The people who have been detained have no charges against them and have no provisions to challenge their detentions legally. While the information on what’s happening inside the detention camps is very limited testimonials from those who have escaped Xinjiang describes the worse conditions prevailing there. Uighurs are subjected to "electrocution, waterboarding, physical and sexual abuse, sleep deprivation, injections of certain substances" and are continuously monitored round the clock. Some even say that they are not allowed to have a beard and fast or worship during Ramadan.

The economic factors

Beijing is concerned that any separatist activity in Xinjiang could hamper its pet project the Belt and Road initiative due to its linkage with the region.
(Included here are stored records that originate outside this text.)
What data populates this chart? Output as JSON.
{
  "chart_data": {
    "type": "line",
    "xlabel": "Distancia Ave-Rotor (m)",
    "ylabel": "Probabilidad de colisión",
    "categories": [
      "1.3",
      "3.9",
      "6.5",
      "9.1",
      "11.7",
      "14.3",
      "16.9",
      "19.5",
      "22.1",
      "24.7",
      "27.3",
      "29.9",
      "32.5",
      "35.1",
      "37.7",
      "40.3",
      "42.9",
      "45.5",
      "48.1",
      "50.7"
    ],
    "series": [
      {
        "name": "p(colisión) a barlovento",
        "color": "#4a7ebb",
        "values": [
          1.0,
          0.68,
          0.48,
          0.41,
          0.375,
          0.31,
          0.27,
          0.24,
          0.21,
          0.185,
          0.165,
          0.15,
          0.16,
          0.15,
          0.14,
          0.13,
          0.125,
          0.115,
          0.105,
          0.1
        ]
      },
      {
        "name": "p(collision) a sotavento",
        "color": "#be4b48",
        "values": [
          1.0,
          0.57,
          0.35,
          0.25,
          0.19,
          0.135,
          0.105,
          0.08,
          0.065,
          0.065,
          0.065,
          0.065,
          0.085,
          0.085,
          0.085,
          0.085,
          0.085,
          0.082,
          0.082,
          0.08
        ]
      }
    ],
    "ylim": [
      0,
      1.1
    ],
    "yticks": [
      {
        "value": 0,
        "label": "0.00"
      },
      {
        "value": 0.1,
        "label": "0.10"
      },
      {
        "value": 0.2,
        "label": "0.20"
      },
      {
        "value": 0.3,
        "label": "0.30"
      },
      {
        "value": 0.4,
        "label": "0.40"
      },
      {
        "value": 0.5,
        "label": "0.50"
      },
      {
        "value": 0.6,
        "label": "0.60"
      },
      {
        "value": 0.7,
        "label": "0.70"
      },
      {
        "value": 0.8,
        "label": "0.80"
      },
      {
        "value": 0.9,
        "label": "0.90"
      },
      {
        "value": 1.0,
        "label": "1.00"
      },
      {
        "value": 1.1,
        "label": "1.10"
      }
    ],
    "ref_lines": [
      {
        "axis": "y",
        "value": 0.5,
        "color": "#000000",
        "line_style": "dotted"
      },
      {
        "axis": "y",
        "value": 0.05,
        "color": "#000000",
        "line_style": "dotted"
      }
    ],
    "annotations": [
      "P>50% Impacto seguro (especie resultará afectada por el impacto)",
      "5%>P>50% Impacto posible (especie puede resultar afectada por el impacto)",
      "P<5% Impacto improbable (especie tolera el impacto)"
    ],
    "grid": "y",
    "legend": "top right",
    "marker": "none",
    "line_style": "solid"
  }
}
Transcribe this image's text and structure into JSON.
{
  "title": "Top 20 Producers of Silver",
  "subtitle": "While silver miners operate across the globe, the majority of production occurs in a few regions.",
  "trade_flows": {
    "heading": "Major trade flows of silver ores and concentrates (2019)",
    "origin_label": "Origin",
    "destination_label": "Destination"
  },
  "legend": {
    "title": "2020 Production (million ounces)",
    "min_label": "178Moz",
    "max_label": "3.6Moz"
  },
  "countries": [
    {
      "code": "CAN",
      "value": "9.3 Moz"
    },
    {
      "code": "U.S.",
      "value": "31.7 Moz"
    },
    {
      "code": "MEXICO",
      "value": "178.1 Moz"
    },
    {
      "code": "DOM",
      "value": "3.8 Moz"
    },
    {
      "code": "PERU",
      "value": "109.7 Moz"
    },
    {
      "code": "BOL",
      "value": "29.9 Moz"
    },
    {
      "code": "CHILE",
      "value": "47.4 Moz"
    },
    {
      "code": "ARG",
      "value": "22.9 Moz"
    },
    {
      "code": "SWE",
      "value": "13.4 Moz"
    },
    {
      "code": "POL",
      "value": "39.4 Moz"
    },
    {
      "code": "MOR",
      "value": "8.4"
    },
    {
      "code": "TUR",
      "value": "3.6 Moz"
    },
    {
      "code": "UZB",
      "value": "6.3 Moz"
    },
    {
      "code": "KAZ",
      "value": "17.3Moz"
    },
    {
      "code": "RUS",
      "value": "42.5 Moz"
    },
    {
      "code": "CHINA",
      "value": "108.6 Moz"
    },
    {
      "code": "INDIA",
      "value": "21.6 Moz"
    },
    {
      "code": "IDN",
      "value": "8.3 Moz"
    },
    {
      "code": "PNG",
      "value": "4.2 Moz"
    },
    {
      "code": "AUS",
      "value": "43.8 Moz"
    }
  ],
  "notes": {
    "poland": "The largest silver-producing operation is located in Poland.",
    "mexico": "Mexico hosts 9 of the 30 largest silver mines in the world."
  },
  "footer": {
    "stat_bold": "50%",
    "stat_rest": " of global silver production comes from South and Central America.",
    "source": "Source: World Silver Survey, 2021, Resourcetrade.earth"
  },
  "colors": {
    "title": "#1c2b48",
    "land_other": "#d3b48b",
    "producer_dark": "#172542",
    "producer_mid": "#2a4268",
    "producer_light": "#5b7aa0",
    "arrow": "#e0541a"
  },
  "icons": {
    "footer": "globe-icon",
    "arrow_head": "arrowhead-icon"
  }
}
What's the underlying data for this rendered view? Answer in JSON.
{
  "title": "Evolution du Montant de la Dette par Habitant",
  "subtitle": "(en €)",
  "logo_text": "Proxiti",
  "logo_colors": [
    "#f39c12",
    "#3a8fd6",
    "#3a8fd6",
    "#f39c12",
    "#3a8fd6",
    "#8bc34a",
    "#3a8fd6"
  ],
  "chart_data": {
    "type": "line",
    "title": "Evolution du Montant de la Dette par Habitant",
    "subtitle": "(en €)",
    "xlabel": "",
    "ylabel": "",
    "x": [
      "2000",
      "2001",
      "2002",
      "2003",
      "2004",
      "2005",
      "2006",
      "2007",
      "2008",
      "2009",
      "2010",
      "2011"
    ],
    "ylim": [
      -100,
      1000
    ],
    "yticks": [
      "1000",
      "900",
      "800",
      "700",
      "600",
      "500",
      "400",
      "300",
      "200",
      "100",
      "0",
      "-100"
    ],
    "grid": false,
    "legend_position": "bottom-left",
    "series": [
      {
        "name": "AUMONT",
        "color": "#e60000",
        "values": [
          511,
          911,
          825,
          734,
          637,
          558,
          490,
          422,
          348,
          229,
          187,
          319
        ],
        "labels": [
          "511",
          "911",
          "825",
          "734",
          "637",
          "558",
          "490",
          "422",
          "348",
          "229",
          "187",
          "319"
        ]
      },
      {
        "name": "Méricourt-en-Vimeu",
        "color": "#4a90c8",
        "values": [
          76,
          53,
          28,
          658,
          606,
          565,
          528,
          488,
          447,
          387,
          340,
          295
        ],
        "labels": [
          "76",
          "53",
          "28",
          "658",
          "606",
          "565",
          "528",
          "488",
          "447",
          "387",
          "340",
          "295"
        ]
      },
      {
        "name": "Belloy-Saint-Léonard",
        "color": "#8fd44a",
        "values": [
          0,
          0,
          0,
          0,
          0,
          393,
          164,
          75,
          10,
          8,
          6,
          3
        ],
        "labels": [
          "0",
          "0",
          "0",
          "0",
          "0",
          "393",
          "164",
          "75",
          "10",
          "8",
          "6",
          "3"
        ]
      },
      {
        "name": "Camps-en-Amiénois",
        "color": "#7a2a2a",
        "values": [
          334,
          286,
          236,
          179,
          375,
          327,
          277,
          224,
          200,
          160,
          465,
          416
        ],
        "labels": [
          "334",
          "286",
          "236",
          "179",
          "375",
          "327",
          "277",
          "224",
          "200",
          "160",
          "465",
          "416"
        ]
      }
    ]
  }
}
Xinjiang is also China’s hub for coal and natural gas reserves but according to rights groups the benefits of these plants are enjoyed by Han Chinese and Uighurs are mostly left high and dry. Uighurs on the other hand are forced to work in factories near detention camps and are subjected to forced labour. China aims at making Xinjiang a hub for textile manufacturing and apparel.

A muted global response

Many countries across the world have condemned the Chinese crackdown in Xinjiang and UN groups have been demanding access to the detention centers. Trump administration recently sanctioned four Chinese firms and a regional security agency for their authoritarian actions against Uighurs. Trump’s move was truly historic but still toned down after John Bolton, the former NSA alleged that it was Trump who encouraged Xi to build mass internment camps. The eerie silence maintained by Muslim nations including Saudi Arabia and Pakistan is quite astonishing. They have prioritised their economic ties with China singling out Uighurs. Turkey became the first and only Muslim nation to issue statements on Uighurs urging China to ensure “full protection of the cultural identities of Uighurs” at a UN Human Rights Council session in 2019.

In an interconnected world, if nations choose to ignore a genocide level event in the making, then it’s just not China but the entire world that would be termed complicit in history.